When I first encountered Waugh, I was an acne-ridden teenager trying to make sense of my own world. Brought up in a Catholic-Protestant home, against the backdrop of a northern industrial landscape, I was about as far removed as possible from the chattering classes of A Handful Of Dust. But I got the message.

We’d also studied T S Eliot, whose work had inspired this novel – the title is a phrase from The Waste Land. I actually found something of a spiritual refuge in the writings of Waugh and Eliot. Waugh had converted to Catholicism, Eliot to Anglicanism. Both men had torn in two the curtain that covered the hearts of those with influence and affluence. The void they revealed was frightening.

The story centres around Tony and Brenda Last (the last of their kind?), who rattle in the cavernous space of a massive, rambling mansion. The rooms are named after characters from Arthurian myth, as if the couple are trying to mask their shallow lives with the depth of a medieval romance.

GREASY TOFF

Lady Brenda (Kristin Scott Thomas) has had enough of their Gothic existence, and has an affair with greasy toff John Beaver (Rupert Graves). Their shaky marriage finally collapses when the Lasts’ son John Andrew is killed in a hunting accident. Brenda rots in the mire of her own making, while Tony (James Wilby) is held captive by a Charles Dickens fan (Obi-Wan Kenobi) in the Brazilian jungle.

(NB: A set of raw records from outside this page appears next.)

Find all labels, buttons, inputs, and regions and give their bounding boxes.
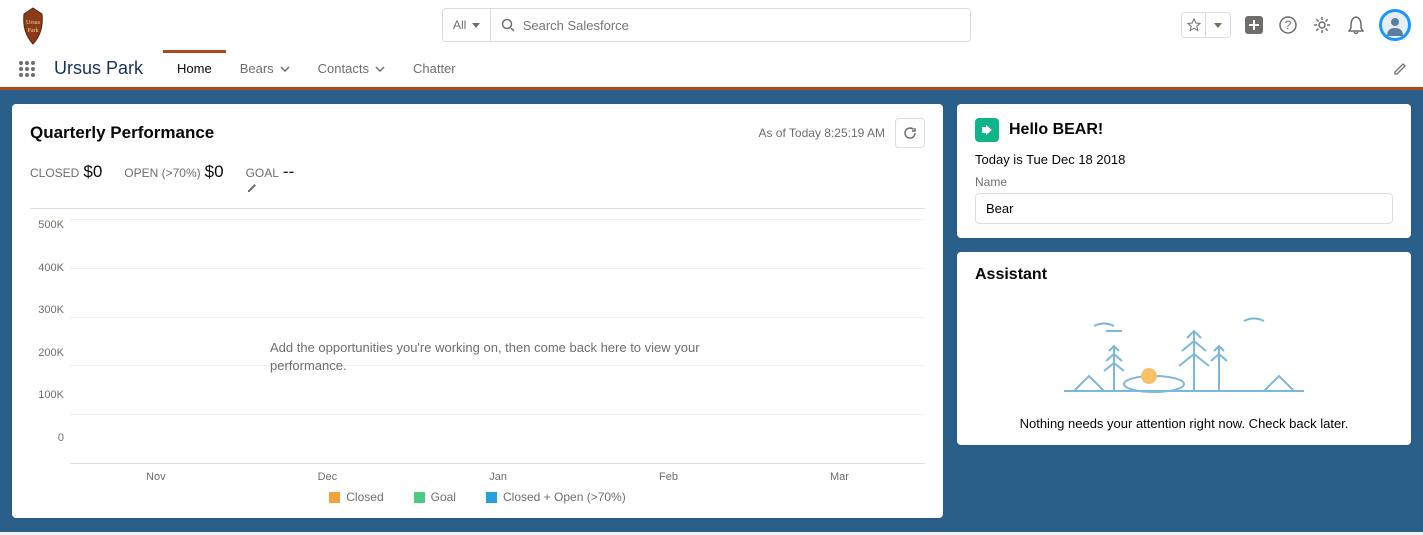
favorite-dropdown-icon[interactable] [1206, 13, 1230, 37]
legend-closed: Closed [329, 490, 383, 504]
org-logo: Ursus Park [12, 4, 54, 46]
metric-open: OPEN (>70%)$0 [124, 162, 223, 194]
app-launcher-icon[interactable] [12, 54, 42, 84]
assistant-illustration [975, 296, 1393, 406]
svg-text:Ursus: Ursus [26, 20, 41, 26]
refresh-button[interactable] [895, 118, 925, 148]
nav-tabs: Home Bears Contacts Chatter [163, 50, 470, 87]
hello-card: Hello BEAR! Today is Tue Dec 18 2018 Nam… [957, 104, 1411, 238]
notifications-bell-icon[interactable] [1345, 14, 1367, 36]
metric-closed: CLOSED$0 [30, 162, 102, 194]
assistant-title: Assistant [975, 266, 1393, 284]
svg-text:?: ? [1285, 18, 1292, 32]
search-input[interactable] [523, 18, 961, 33]
chart-legend: Closed Goal Closed + Open (>70%) [30, 490, 925, 504]
search-scope-dropdown[interactable]: All [442, 8, 491, 42]
app-nav: Ursus Park Home Bears Contacts Chatter [0, 50, 1423, 90]
global-add-icon[interactable] [1243, 14, 1265, 36]
tab-bears[interactable]: Bears [226, 50, 304, 87]
help-icon[interactable]: ? [1277, 14, 1299, 36]
edit-goal-icon[interactable] [246, 182, 299, 194]
hello-name-input[interactable] [975, 193, 1393, 224]
assistant-card: Assistant [957, 252, 1411, 445]
hello-component-icon [975, 118, 999, 142]
caret-down-icon [472, 23, 480, 28]
chart-empty-message: Add the opportunities you're working on,… [270, 339, 730, 375]
user-avatar[interactable] [1379, 9, 1411, 41]
right-column: Hello BEAR! Today is Tue Dec 18 2018 Nam… [957, 104, 1411, 518]
qp-chart: 500K 400K 300K 200K 100K 0 Add the oppor… [30, 219, 925, 464]
hello-date: Today is Tue Dec 18 2018 [975, 152, 1393, 167]
qp-header: Quarterly Performance As of Today 8:25:1… [30, 118, 925, 148]
tab-home[interactable]: Home [163, 50, 226, 87]
hello-name-label: Name [975, 175, 1393, 189]
page-content: Quarterly Performance As of Today 8:25:1… [0, 90, 1423, 532]
assistant-message: Nothing needs your attention right now. … [975, 416, 1393, 431]
chevron-down-icon[interactable] [280, 66, 290, 72]
tab-contacts[interactable]: Contacts [304, 50, 399, 87]
svg-text:Park: Park [28, 28, 39, 34]
favorite-star-icon[interactable] [1182, 13, 1206, 37]
qp-asof: As of Today 8:25:19 AM [758, 126, 885, 140]
header-utility-icons: ? [1181, 9, 1411, 41]
chevron-down-icon[interactable] [375, 66, 385, 72]
chart-plot-area: Add the opportunities you're working on,… [70, 219, 925, 464]
favorites-combo [1181, 12, 1231, 38]
chart-y-axis: 500K 400K 300K 200K 100K 0 [30, 219, 70, 464]
hello-title: Hello BEAR! [1009, 121, 1103, 139]
search-icon [501, 18, 514, 32]
chart-x-axis: Nov Dec Jan Feb Mar [70, 471, 925, 483]
metric-goal: GOAL-- [246, 162, 299, 194]
tab-chatter[interactable]: Chatter [399, 50, 470, 87]
qp-metrics: CLOSED$0 OPEN (>70%)$0 GOAL-- [30, 162, 925, 209]
app-name: Ursus Park [54, 58, 143, 79]
search-box[interactable] [491, 8, 971, 42]
global-search: All [442, 8, 971, 42]
setup-gear-icon[interactable] [1311, 14, 1333, 36]
search-scope-label: All [453, 18, 466, 32]
quarterly-performance-card: Quarterly Performance As of Today 8:25:1… [12, 104, 943, 518]
legend-closed-open: Closed + Open (>70%) [486, 490, 626, 504]
global-header: Ursus Park All ? [0, 0, 1423, 50]
legend-goal: Goal [414, 490, 456, 504]
qp-title: Quarterly Performance [30, 123, 214, 143]
edit-nav-icon[interactable] [1389, 58, 1411, 80]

The movie captures some of the novel’s comedy, though not all of it. However, it does convey the crippling inner hopelessness of London’s petite noblesse. When I was studying Waugh, the soundtrack of our teenage culture seemed eerily relevant, as The Stranglers lamented ‘no more heroes anymore’ and the Sex Pistols declared, ‘there is no future in England’s dreamland’. We must’ve all been reading the same books.